Delegation for Empowerment and Accountability
To achieve the desired results, leaders need to delegate responsibility, authority and accountability to team members. In this session we will provide a system for delegation and follow up that increases accountability without micromanaging.
Outcomes:
- Identifying what to delegate.
- Get team members to increase their level of self-sufficiency and autonomy so that goals are achieved.
- Learn to plan for successful delegation.
- Understand the key elements of empowerment.
- Understand how both positive and corrective feedback ties into accountability.
- Follow up without micromanaging.

Pit Crew Challenge
(This program has higher pricing due to equipment, transportation, venue, and crew costs - half-day duration)
This experiential learning activity involves a real NASCAR-style race car. Using a driver, crew chief, and facilitator, participants will change all four tires under the clock, benchmark and improve their performance and learn unforgettable lessons about coaching culture, high performance teaming, continuous improvement, and customer focus.
- Participants receive a safety briefing and training on the key job functions of the pit crew.
- Teams will take turns changing the four tires on the race car and debrief key learnings between each run.
The emotional excitement of working on a real, running race car along with expert facilitation will create life-long learning that leader can utilize to drive performance in their work teams.

Leading Leaders
Leaders create results by aligning the efforts of the hourly and front line leaders who report to them. In this session the participants will learn how to lead the leaders in their team and help build the performance of those leaders. This includes understanding how to communicate expectations, how to support improvements in their leadership approaches and helping direct reports create more effective leadership habits.
Outcomes:
- Evaluate the effectiveness of the leadership approaches in your team.
- Communicate expectations so leaders can cascade messages throughout their teams.
- Have effective conversations that align the leaders in your team to achieve the results you are accountable for.

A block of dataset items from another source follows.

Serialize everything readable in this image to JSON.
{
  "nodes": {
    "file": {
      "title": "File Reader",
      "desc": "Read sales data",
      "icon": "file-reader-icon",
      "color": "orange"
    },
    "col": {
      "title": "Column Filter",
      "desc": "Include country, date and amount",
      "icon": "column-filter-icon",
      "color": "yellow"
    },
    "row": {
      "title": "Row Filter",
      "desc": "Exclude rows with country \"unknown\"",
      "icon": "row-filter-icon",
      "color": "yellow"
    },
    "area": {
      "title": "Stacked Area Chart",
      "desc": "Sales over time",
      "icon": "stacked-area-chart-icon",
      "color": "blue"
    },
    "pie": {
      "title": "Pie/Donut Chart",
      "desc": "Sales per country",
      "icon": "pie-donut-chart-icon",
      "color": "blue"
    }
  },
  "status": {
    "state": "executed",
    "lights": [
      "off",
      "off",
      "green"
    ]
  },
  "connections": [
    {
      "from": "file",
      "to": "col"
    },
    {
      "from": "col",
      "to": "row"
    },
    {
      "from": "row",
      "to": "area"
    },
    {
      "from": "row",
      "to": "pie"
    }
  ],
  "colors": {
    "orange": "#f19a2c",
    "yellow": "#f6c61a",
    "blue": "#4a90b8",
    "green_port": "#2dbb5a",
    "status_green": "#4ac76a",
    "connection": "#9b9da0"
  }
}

Translating Goals and Objectives into Behavior Change
Senior leaders have ambitious goals to drive business performance. To achieve those stretch goals, they need to help their teams understand the actions and behavior changes required to positive influence outcomes. This session will build the skills needed to translate and communicate goals into the required actions needed in the team.
Outcomes:
- Link behaviors and actions to goals and objectives.
- Identify performance gaps between currently observed behaviors and the actions needed to drive results.
- Develop a specific plan for direct reports and their teams to close performance gaps.

Managing Up
To achieve career success, leaders need to manage their relationships with the managers and executives they report to. In this topic, we help the participant develop practical strategies to manage the expectations created by the senior leaders at their site.
Outcomes:
- Identify what your manager expects of you.
- Communicating information up within the organization.
- Sell your ideas to get buy in from senior leadership.

Building a Winning Team
Leaders can see themselves as rugged individualists who feel the need to solve every problem and make every decision. In this session we’ll explore why teams tend to generate more ideas and more diverse ideas. Participants will learn how to use a leadership approach that builds a stronger team.
Outcomes:
- Recognize the elements of an effective team.
- Assess the current health of your team and opportunities for improvement.
- Avoid the pitfalls that detract from team effectiveness.
- Implement leadership actions to strengthen your team’s effectiveness.

Your Leadership Journey
As part of the wrap up of leadership training, participants will have the opportunity to reflect on what they’ve learned in the course. They’ll think about their leadership journey so far and look ahead at their development priorities for the future.
Outcomes:
- Identify their greatest gains so far in their leadership journey.
- Look ahead at the areas of leadership that require additional development.
- Reflect on the training they’ve received and the impact it’s had on their leadership development.